Named Sunken House after the way in which it appears to sink into its own materiality due to the continuity across the front and rear outdoor spaces and façade, the property is 2000 square feet over three stories.
The house forms part of Adjaye’s ongoing exploration of notions of the home and of retreat in the urban context. Rather than making a façade that simply adds to the existing streetscape, Adjaye seeks to create homes that are sympathetic to their context in subtler ways. Sunken House is an architectural punctuation – it makes a full-stop at the end of the terrace and signifies a corner turn into Northchurch Road.
Initially attracted to the site by the view of the surrounding trees, Ed Reeve believed that the new house needed to make a panoramic composition of the natural environment outside. He also wanted a home that maximized its aspect by placing the kitchen access at the rear, bedrooms in the middle and the sitting room at the top of the structure. Additionally to fit with his lifestyle, simplicity and low-maintenance were other key requirements.
The entire site was excavated to basement level creating a sunken patio on which the house, a partly prefabricated solid timber structure is placed. This solid timber load-bearing superstructure means improved thermal and acoustic performance and a reduced carbon footprint. Each cubic metre of timber saves almost 1 tonne of carbon dioxide emissions compared to brick or breezeblock structure. These large, section-engineered timber panels were manufactured off-site resulting in an on-site construction program of just two days.

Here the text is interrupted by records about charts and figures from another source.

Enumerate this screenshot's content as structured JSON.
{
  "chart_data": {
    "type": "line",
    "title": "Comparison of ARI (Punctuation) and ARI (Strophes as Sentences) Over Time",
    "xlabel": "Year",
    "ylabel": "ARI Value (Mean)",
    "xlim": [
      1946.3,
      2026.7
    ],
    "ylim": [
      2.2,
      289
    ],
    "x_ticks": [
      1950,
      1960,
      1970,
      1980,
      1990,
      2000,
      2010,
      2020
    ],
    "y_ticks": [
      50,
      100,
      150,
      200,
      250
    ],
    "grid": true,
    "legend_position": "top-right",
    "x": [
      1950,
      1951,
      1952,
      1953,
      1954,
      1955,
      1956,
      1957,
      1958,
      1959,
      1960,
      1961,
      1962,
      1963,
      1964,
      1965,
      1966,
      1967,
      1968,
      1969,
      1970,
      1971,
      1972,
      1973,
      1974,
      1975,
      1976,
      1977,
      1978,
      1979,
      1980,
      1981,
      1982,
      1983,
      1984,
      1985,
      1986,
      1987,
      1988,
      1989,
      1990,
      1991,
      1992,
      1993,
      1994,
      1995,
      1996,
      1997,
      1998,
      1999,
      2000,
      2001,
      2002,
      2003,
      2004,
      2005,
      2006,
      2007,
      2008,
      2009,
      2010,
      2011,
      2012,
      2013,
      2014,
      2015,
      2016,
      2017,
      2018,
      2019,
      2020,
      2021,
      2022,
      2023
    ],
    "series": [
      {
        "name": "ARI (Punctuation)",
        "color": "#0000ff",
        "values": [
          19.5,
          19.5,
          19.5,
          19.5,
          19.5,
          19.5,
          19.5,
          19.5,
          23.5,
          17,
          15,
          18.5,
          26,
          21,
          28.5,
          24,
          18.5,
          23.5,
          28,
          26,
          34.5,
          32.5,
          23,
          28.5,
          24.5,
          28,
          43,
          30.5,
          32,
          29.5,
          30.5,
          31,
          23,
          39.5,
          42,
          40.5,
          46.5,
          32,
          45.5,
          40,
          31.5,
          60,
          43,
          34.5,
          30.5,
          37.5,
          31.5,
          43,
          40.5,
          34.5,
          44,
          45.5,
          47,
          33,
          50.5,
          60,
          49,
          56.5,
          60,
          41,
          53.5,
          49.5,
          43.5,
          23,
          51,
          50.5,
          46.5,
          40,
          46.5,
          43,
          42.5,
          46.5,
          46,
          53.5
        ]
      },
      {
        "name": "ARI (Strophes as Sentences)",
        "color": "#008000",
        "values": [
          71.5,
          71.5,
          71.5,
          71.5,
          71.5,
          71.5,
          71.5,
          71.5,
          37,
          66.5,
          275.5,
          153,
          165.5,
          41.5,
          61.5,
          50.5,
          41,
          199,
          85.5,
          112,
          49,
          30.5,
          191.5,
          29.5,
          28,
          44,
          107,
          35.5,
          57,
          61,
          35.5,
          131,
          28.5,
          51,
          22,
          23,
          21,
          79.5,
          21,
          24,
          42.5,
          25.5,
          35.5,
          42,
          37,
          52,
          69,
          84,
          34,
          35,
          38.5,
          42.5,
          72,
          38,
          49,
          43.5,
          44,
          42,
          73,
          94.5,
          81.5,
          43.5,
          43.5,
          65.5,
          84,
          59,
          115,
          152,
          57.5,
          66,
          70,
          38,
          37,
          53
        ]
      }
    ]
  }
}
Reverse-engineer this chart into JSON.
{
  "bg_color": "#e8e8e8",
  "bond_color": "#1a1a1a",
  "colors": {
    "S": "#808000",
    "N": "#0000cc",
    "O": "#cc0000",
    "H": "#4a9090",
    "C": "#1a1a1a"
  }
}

One enters the house at street level via parts of the lower ground floor roof, which also provides off street car parking. All facades of the house as well as vertical and horizontal surfaces of the concrete patio are clad in a cedar timber rain-screen stained dark brown creating the impression of a surface that embraces the enclosed and open spaces.
Upstairs in the main living room a large single-pane picture window overlooks the Rubina, Oak, Maple and Birch trees – fulfilling the original brief to frame the surrounding landscape. Other elements that contribute to a sense of sanctuary range from the choice of soft artificial lighting, techniques used to draw in natural daylight such as the triple-height well inside the front entrance and natural ventilation through openings from one short section to the other. The use of the thickest possible interior door adds to a sense of quiet and security
Outdoors, recessed up-lighting along the top of the fence washes light through the surrounding foliage creating a green glow that encloses and increases the contrast of the building giving the effect of a square void where the house sits.
There are so many visual treats all over this house. David and Ed considered the aspects of the house in order to make the best of the sun light in it’s journey around the building through the day. The functionality of the house follows the light through the day. Shadows of a neighbours bamboo are caught on the opaque bedroom window, The light warms the front in the morning as you leave for work, The light fills the rear courtyard outside the kitchen in the midday, ideal for Summer lunches. Evening light fills the top floor living room, broken through the leaves of the Oak tree creating animated wallpaper in a light breeze.